Twilight Princess is the most forgettable 3D Zelda game, and Skyward Sword is indeed one of the best.

Paper Mario Sticker Star is an excellent game with some of the best level design in the series and some really fun boss battles.
 
4 hours into Alien: Isolation and I have to say everything is great about it...minus the gameplay. Shit. Going in pretty blind, and I figured the Alien would show up here and there to keep things interesting, but it feels like a crawl and hide simulator (which I guess makes sense) so far. Wish it was more of a "game" to be honest. I fucking LOVE Alien/Aliens, but I don't know if I can do this for 15-20 hours more. I don't even get scared by these types of games anymore, but I can't help but think, "if it spots me, I have to redo all that shit over again."
 
Guild Wars 2 is super successful, but I think it's pretty bad compared to the original and got rid of a lot of what made Guild Wars 1 so unique. Guild Wars 1 is better in most ways imo, it had such a unique feel to it.

I love the Soulsborne games

I don't like it's boss fights.

I totally agree. Dark Souls 3 is the first Souls game i've beaten, and it's because I just said "fuck it" and summoned for most bosses.
 

Blueingreen

Member
Come to think about it GTA Online
and to a lesser extent V
is probably the worst thing to ever happen to Rockstar, by becoming the cash cow of the company I have no doubt's of it's role in the creative bankruptcy that has to be plaguing the developer at this very moment.

For the first 16 years of their inception they were highly prolific releasing on average 1-2 sometimes 3 games a year from open world, stealth, beat em ups, racing games and even sports, since the release of the GTA 5 they've effectively shoved their heads up their own arses whilst subjecting to the perpetual milking of a broken, unbalanced online mode that has annoyingly kept them in the NPD top 10 for 3 years. and possibly for a further 3 years
 

GamerJM

Banned
Dead or Alive is one of the best 3d fighting games out there, I like it more than most 3D fighters!

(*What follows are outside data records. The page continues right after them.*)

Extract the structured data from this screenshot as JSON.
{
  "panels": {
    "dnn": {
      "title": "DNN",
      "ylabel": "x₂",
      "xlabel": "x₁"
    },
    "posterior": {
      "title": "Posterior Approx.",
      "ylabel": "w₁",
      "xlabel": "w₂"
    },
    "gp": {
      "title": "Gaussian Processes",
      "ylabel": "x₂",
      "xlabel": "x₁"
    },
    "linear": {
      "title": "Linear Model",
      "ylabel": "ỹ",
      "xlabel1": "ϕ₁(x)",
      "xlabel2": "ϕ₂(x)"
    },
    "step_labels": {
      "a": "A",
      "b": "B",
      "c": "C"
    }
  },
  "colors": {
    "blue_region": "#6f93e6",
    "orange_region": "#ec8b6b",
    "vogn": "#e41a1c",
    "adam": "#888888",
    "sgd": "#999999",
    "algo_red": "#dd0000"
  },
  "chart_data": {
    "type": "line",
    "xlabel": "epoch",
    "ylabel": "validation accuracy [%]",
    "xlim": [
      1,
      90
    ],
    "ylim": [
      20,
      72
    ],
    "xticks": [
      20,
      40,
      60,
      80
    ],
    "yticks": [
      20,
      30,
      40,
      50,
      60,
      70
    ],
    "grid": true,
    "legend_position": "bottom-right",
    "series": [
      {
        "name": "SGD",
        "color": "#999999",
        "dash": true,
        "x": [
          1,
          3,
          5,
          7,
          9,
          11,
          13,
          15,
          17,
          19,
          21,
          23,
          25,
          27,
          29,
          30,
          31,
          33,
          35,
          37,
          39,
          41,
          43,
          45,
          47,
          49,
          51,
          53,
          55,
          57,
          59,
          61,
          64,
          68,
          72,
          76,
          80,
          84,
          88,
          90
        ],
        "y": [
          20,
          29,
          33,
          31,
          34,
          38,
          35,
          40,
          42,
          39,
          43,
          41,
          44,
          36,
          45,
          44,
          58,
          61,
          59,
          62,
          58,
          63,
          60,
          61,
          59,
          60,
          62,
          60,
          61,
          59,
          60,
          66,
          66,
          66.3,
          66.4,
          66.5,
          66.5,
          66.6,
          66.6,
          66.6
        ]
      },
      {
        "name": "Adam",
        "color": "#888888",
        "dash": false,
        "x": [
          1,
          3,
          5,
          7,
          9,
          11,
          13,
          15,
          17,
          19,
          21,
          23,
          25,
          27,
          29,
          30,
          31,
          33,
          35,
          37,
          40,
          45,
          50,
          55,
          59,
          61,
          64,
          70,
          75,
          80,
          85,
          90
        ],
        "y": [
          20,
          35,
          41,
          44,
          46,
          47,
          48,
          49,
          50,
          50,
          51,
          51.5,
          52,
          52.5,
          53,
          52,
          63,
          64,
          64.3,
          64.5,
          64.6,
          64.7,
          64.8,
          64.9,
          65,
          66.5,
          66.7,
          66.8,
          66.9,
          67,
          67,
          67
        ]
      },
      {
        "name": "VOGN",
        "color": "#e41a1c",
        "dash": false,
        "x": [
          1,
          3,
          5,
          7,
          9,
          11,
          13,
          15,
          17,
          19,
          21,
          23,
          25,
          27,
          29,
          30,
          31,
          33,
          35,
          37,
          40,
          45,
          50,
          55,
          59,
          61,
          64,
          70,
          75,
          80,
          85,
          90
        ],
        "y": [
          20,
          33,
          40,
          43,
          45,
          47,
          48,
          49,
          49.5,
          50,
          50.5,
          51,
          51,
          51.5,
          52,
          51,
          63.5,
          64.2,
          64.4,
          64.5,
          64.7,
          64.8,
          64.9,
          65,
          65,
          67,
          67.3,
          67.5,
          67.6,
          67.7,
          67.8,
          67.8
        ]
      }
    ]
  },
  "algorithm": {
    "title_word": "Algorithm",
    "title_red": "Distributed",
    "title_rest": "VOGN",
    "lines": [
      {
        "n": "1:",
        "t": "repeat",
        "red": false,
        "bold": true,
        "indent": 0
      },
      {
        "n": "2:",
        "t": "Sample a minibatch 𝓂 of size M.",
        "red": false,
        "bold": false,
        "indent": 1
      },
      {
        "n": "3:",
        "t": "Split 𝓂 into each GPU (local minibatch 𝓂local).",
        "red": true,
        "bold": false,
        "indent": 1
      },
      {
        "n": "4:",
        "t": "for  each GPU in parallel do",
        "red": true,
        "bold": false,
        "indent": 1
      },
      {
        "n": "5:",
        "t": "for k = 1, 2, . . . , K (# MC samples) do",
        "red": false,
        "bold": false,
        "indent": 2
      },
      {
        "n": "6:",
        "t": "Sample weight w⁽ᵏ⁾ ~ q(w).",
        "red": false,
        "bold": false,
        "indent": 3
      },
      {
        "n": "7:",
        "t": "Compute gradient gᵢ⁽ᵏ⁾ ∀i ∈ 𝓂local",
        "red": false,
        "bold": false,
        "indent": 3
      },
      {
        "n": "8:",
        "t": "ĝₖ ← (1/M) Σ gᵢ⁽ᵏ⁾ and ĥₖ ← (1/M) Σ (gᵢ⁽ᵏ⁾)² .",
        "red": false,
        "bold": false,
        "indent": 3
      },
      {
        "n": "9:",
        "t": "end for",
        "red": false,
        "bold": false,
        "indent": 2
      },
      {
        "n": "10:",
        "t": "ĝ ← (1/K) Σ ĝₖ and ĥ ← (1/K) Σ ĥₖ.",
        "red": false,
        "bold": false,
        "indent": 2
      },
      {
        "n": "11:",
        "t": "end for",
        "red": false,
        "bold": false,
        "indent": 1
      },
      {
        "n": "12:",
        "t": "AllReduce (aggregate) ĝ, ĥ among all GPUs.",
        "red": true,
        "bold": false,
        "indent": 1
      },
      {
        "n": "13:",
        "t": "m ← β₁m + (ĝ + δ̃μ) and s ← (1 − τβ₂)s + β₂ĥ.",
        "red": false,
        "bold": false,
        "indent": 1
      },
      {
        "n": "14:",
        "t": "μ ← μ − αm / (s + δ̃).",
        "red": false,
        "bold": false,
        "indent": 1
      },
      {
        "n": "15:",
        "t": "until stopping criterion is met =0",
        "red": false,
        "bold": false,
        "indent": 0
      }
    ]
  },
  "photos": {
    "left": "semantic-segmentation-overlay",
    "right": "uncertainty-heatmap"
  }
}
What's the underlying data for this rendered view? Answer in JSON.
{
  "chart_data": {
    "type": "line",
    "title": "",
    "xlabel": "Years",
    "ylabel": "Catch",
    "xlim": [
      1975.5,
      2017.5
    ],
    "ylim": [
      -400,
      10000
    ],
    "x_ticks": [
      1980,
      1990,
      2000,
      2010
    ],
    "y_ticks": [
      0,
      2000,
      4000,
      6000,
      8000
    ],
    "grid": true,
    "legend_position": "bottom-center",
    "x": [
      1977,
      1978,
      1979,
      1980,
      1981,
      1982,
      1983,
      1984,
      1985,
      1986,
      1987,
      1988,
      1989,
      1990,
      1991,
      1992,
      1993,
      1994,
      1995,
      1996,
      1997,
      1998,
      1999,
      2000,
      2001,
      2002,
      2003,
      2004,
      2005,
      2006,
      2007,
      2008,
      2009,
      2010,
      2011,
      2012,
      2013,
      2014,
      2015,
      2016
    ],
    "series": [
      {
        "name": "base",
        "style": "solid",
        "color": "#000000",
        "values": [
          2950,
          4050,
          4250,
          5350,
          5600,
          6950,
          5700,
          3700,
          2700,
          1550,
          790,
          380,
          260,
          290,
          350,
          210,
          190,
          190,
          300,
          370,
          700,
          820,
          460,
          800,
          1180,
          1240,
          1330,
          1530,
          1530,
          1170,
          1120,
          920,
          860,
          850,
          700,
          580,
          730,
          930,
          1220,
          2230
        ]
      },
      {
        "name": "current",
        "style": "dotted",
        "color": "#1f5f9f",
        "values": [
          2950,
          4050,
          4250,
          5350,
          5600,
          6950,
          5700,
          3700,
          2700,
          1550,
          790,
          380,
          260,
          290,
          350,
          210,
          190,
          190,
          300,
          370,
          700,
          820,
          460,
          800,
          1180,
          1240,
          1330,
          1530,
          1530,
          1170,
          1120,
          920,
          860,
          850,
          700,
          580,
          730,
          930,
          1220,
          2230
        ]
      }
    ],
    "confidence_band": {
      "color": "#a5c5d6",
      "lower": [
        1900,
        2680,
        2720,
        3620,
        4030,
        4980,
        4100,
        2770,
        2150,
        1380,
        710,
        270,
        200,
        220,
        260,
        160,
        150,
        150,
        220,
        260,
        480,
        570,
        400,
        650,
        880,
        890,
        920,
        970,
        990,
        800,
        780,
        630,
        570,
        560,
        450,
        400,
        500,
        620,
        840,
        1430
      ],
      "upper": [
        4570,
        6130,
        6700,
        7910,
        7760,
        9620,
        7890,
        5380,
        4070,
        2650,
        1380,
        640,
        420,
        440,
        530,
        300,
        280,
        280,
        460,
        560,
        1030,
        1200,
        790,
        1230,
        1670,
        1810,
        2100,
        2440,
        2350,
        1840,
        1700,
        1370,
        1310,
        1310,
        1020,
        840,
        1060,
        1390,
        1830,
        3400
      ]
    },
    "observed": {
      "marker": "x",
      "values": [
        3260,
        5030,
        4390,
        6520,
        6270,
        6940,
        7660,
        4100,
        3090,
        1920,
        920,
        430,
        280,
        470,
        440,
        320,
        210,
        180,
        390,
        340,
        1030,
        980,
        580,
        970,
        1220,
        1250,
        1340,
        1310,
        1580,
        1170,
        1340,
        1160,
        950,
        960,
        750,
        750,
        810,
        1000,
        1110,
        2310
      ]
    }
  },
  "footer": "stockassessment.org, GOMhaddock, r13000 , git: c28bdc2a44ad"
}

I agree with this. Though, to be fair, there are only really four major 3D fighting games series. One of them I like more than DOA (SoulCalibur), and another I never really got into in the first place (Virtua Fighter). So the only one I know for sure I like more is Tekken. Still the series is overall pretty great.
 

nick nacc

Banned
Spec ops the line was a waste of time. The gameplay was bland. And the story people seem to love didn't interest or surprise me at all.
 

Hip Hop

Member
Spec ops the line was a waste of time. The gameplay was bland. And the story people seem to love didn't interest or surprise me at all.
I thought it was an okay game, but really not on the level that people make it out to be imo.

I thought i was about to play some crazy hidden gem, but nah, it was very average.